Informed investors should be investing 0.0 percent of their plan assets in dominated funds, so it’s disturbing to see that when given the opportunity, 11.5 percent of plan assets flow into these funds.
To my mind, dominated funds are a kind of product design defect:
A car or computer manufacturer which included a button on their product which had no beneficial purpose and would only cause the device to perform less safely would run a substantial risk of being held accountable under product liability for failing “to design a product to prevent a foreseeable misuse.” The fact that informed consumers would not push the button would not absolve the manufacturer from including an option that no reasonable user should ever push if it was foreseeable that even some users would misuse the product by pressing the button. The likelihood of investor misallocation is just as foreseeable.
Even my own retirement plan at Yale may have a dominated funds problem.
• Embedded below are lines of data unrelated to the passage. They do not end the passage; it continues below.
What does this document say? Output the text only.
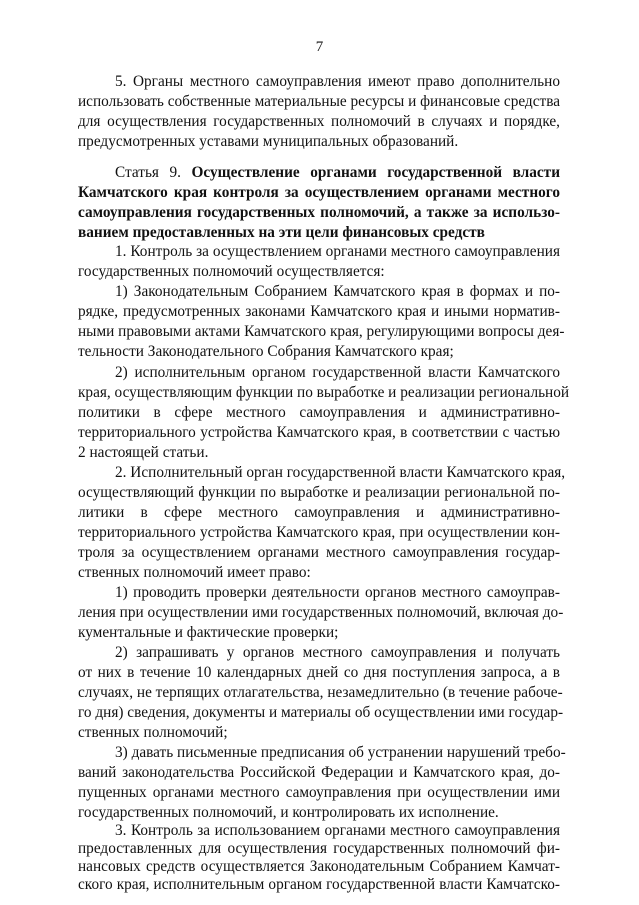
7
5. Органы местного самоуправления имеют право дополнительно
использовать собственные материальные ресурсы и финансовые средства
для осуществления государственных полномочий в случаях и порядке,
предусмотренных уставами муниципальных образований.
Статья 9. Осуществление органами государственной власти
Камчатского края контроля за осуществлением органами местного
самоуправления государственных полномочий, а также за использо-
ванием предоставленных на эти цели финансовых средств
1. Контроль за осуществлением органами местного самоуправления
государственных полномочий осуществляется:
1) Законодательным Собранием Камчатского края в формах и по-
рядке, предусмотренных законами Камчатского края и иными норматив-
ными правовыми актами Камчатского края, регулирующими вопросы дея-
тельности Законодательного Собрания Камчатского края;
2) исполнительным органом государственной власти Камчатского
края, осуществляющим функции по выработке и реализации региональной
политики в сфере местного самоуправления и административно-
территориального устройства Камчатского края, в соответствии с частью
2 настоящей статьи.
2. Исполнительный орган государственной власти Камчатского края,
осуществляющий функции по выработке и реализации региональной по-
литики в сфере местного самоуправления и административно-
территориального устройства Камчатского края, при осуществлении кон-
троля за осуществлением органами местного самоуправления государ-
ственных полномочий имеет право:
1) проводить проверки деятельности органов местного самоуправ-
ления при осуществлении ими государственных полномочий, включая до-
кументальные и фактические проверки;
2) запрашивать у органов местного самоуправления и получать
от них в течение 10 календарных дней со дня поступления запроса, а в
случаях, не терпящих отлагательства, незамедлительно (в течение рабоче-
го дня) сведения, документы и материалы об осуществлении ими государ-
ственных полномочий;
3) давать письменные предписания об устранении нарушений требо-
ваний законодательства Российской Федерации и Камчатского края, до-
пущенных органами местного самоуправления при осуществлении ими
государственных полномочий, и контролировать их исполнение.
3. Контроль за использованием органами местного самоуправления
предоставленных для осуществления государственных полномочий фи-
нансовых средств осуществляется Законодательным Собранием Камчат-
ского края, исполнительным органом государственной власти Камчатско-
The good news is that Yale has successfully negotiated with TIAA-CREF so that the Yale menu of funds now includes super-low cost “Institutional Class” index funds with a net expense ratio of just 7 basis points. But the bad news is that Yale’s menu still includes a similar stock fund with much higher costs. In my last retirement post, I wrote about how my Stanford “CREF Stock Account” charges 49 basis points (.49 percent) as its annual “Estimated Expense Charge.” Yale has kept me in the higher cost fund even after it introduced the similar, lower cost option. I’m not saying that this particular instance is a dominated fund problem, as the CREF Stock Account has a small amount of active management that may justify its higher fees. I haven’t crunched those numbers to be sure. But there’s a good chance that the Institutional Class index fund dominates.
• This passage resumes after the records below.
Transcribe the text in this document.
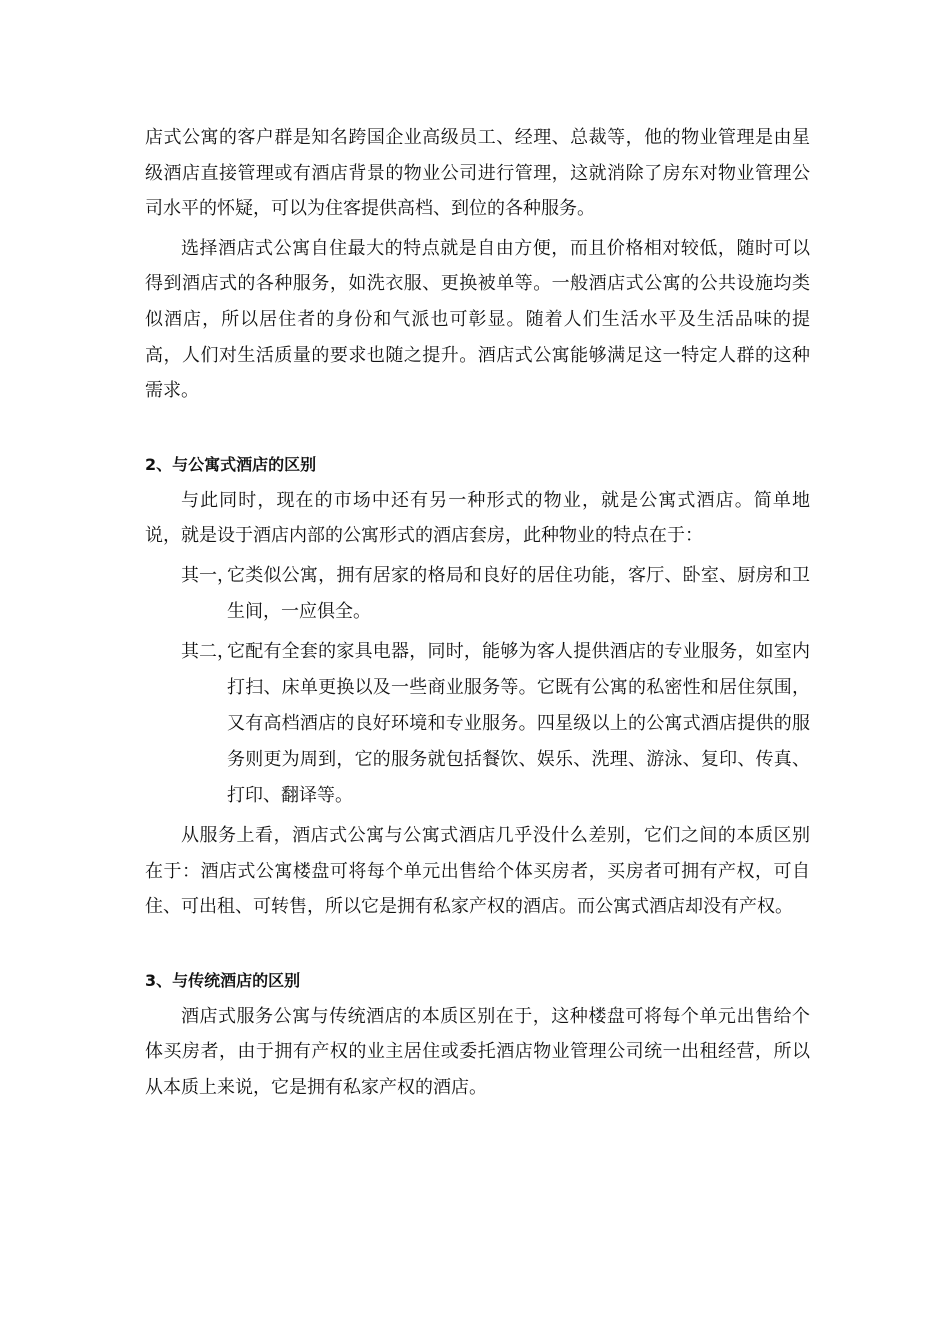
店式公寓的客户群是知名跨国企业高级员工、经理、总裁等，他的物业管理是由星级酒店直接管理或有酒店背景的物业公司进行管理，这就消除了房东对物业管理公司水平的怀疑，可以为住客提供高档、到位的各种服务。

选择酒店式公寓自住最大的特点就是自由方便，而且价格相对较低，随时可以得到酒店式的各种服务，如洗衣服、更换被单等。一般酒店式公寓的公共设施均类似酒店，所以居住者的身份和气派也可彰显。随着人们生活水平及生活品味的提高，人们对生活质量的要求也随之提升。酒店式公寓能够满足这一特定人群的这种需求。

2、与公寓式酒店的区别

与此同时，现在的市场中还有另一种形式的物业，就是公寓式酒店。简单地说，就是设于酒店内部的公寓形式的酒店套房，此种物业的特点在于：

其一，
它类似公寓，拥有居家的格局和良好的居住功能，客厅、卧室、厨房和卫生间，一应俱全。
其二，
它配有全套的家具电器，同时，能够为客人提供酒店的专业服务，如室内打扫、床单更换以及一些商业服务等。它既有公寓的私密性和居住氛围，又有高档酒店的良好环境和专业服务。四星级以上的公寓式酒店提供的服务则更为周到，它的服务就包括餐饮、娱乐、洗理、游泳、复印、传真、打印、翻译等。

从服务上看，酒店式公寓与公寓式酒店几乎没什么差别，它们之间的本质区别在于：酒店式公寓楼盘可将每个单元出售给个体买房者，买房者可拥有产权，可自住、可出租、可转售，所以它是拥有私家产权的酒店。而公寓式酒店却没有产权。

3、与传统酒店的区别

酒店式服务公寓与传统酒店的本质区别在于，这种楼盘可将每个单元出售给个体买房者，由于拥有产权的业主居住或委托酒店物业管理公司统一出租经营，所以从本质上来说，它是拥有私家产权的酒店。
The larger point is that the Hecker-the-more-the-merrier approach is a trap for the unwary.
Our analysis suggests a simple reform. Plan fiduciaries should have a duty to remove dominated funds from their menu and to map participants to the lower-cost analog offering (akin to 404(c)(4) “Like-to-Like” mapping procedure). The Department of Labor should develop algorithms – such as the one used in our paper – to identify in advance when a fund is “dominated” by other plan offerings or is much more expensive than similar funds offered by other plans. This reform would NOT subject fiduciaries to liability because individual funds ended up having poor results. Rather, based on ex ante information, the algorithm would ask:
Is there another fund offered in the same plan menu of the same investing style as the candidate fund with fees at least 50 basis points lower?
Eliminating dominated funds from plan menus would almost certainly increase the global risk-adjusted returns of ERISA plans.